Geobacter sulfurreducens is part of a genus of bacteria that was first discovered in 1987 in the mud of the Potomac River, and has a number of unusual properties, including the ability to produce nanowire structures that can conduct electricity. While experimenting with the microbe to develop sensor devices, a PhD student, Xiaomeng Liu, noticed that when electrodes were attached to the sample they produced a current in the wire.
“I saw that when the nanowires were contacted with electrodes in a specific way the devices generated a current,” Liu recalls. “I found that that exposure to atmospheric humidity was essential and that protein nanowires adsorbed water, producing a voltage gradient across the device.”
The discovery led to the development of what the researchers are calling Air-gen: a film of nanowires produced by G. sulfurreducens only 7 microns thick—roughly one-tenth of the width of a human hair—is placed between two electrodes, with the film itself being exposed to the air. The assembly generates a current of electricity, with one square centimeter (0.16 square inch) of film producing a little over 0.5 volts at 17 microamperes. While the energy this singular device produces might seem insignificant, its power can be scaled up by connecting more Air-gen devices into the circuit.
“The ultimate goal is to make large-scale systems,” explains electrical engineer Jun Yao, regarding the device’s potential. “For example, the technology might be incorporated into wall paint that could help power your home. Or, we may develop stand-alone air-powered generators that supply electricity off the grid. Once we get to an industrial scale for wire production, I fully expect that we can make large systems that will make a major contribution to sustainable energy production.”
But how does it work?
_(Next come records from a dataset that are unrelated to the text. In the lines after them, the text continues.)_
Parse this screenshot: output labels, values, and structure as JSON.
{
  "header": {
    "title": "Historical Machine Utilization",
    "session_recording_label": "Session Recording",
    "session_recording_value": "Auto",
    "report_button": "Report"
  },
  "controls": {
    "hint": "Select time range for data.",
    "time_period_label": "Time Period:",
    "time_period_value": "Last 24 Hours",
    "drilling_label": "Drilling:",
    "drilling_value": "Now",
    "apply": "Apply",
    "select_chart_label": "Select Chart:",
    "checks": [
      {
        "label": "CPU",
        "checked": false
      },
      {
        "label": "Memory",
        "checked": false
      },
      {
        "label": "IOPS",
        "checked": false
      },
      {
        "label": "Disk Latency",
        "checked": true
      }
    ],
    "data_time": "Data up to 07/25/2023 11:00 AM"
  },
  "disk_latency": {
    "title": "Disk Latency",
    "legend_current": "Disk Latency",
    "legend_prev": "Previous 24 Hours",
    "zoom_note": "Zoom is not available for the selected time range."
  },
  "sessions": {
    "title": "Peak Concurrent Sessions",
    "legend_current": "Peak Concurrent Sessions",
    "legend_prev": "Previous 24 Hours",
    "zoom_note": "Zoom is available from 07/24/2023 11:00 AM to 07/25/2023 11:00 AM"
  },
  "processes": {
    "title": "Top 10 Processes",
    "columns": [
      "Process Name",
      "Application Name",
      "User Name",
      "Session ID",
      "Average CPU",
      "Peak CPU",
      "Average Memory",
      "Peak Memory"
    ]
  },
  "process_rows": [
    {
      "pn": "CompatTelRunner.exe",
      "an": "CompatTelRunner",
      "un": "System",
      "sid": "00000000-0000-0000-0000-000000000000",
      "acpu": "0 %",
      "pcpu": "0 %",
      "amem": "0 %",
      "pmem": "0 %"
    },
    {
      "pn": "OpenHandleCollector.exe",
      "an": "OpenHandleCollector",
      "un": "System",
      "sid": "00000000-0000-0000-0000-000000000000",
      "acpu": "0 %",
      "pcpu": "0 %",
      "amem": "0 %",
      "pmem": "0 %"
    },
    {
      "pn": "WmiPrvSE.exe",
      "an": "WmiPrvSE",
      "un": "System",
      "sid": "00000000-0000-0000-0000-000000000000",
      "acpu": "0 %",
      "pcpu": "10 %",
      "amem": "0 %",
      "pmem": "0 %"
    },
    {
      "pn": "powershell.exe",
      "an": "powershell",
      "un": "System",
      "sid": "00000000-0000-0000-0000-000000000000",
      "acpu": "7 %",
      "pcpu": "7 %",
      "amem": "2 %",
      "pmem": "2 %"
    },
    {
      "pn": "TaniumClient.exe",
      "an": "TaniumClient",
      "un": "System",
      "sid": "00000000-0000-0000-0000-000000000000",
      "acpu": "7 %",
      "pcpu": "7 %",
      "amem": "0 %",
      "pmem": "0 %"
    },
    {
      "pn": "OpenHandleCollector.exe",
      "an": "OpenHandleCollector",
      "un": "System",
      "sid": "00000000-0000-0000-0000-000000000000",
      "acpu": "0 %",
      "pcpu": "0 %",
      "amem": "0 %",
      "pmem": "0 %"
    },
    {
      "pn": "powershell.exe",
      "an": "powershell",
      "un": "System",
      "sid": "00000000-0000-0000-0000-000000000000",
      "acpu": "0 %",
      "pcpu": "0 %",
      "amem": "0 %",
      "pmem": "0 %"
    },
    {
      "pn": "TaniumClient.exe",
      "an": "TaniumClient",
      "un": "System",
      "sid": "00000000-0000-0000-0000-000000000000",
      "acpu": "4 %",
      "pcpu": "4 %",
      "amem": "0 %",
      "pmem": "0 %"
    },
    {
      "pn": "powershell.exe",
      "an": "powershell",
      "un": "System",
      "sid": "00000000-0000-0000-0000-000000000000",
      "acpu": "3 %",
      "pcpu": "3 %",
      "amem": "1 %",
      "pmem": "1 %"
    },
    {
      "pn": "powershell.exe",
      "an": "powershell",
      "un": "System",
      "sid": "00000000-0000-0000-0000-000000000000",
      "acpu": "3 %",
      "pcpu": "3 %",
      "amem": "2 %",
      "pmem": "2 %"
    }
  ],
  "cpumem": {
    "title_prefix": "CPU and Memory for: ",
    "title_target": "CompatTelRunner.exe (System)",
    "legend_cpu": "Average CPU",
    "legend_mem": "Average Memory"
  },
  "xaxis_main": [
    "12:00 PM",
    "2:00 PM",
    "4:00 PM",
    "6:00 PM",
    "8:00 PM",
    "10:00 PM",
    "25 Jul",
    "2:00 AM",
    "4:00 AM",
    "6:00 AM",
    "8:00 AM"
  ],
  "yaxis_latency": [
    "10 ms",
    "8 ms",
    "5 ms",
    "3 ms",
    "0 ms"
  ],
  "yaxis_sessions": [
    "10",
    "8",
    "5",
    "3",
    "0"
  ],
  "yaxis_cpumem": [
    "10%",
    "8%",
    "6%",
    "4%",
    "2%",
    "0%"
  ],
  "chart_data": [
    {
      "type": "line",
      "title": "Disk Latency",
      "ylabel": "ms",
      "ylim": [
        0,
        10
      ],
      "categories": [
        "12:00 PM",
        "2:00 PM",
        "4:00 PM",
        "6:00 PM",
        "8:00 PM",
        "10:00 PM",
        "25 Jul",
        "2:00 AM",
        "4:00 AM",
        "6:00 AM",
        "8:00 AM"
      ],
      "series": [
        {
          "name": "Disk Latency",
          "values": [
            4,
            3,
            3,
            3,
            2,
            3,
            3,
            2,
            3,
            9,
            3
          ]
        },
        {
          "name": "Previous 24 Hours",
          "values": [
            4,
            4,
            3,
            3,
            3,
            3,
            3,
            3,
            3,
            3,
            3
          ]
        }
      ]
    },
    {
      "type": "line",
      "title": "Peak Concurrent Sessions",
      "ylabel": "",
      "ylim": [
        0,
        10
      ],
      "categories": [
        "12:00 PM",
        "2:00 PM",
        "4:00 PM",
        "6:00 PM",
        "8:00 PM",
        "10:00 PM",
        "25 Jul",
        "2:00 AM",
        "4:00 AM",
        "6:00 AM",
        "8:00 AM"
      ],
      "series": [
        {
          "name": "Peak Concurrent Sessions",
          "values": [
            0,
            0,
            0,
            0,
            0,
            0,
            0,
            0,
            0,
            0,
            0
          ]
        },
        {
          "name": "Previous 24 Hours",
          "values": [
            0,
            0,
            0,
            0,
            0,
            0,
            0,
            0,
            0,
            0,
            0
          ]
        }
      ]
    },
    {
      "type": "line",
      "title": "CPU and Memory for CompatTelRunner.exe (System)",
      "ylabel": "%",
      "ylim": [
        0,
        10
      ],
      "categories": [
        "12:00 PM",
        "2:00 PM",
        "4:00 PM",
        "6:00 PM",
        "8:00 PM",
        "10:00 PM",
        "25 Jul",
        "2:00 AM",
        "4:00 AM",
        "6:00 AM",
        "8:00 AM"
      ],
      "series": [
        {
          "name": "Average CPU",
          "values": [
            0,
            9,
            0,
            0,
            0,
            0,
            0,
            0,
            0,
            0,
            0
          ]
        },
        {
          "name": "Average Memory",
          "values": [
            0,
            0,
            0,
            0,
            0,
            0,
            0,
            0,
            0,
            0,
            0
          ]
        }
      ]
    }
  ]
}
The researchers theorize that moisture from the surrounding air produces a diffusion of protons in the nanowire material; since protons are the positively-charged particle that makes up the nucleus in regular atoms, electrons—their negatively-charged counterparts—are produced to balance the equation out, and flow as an electrical current.
Although similar devices have been produced in the past, Air-gen’s predecessors could only generate current for less than a minute before being depleted, unlike the continuous current this new process produces. Currently, the only roadblock to scaling Air-gen up to produce more power is the limited rate that G. sulfurreducens can produce its nanowires. However, Geobacter’s discoverer, Derek Lovley, says that they can genetically engineer a more common bacteria like E. coli to produce the structures, in the same way the same microbe was genetically altered in the late 1970s to produce human insulin on an industrial scale.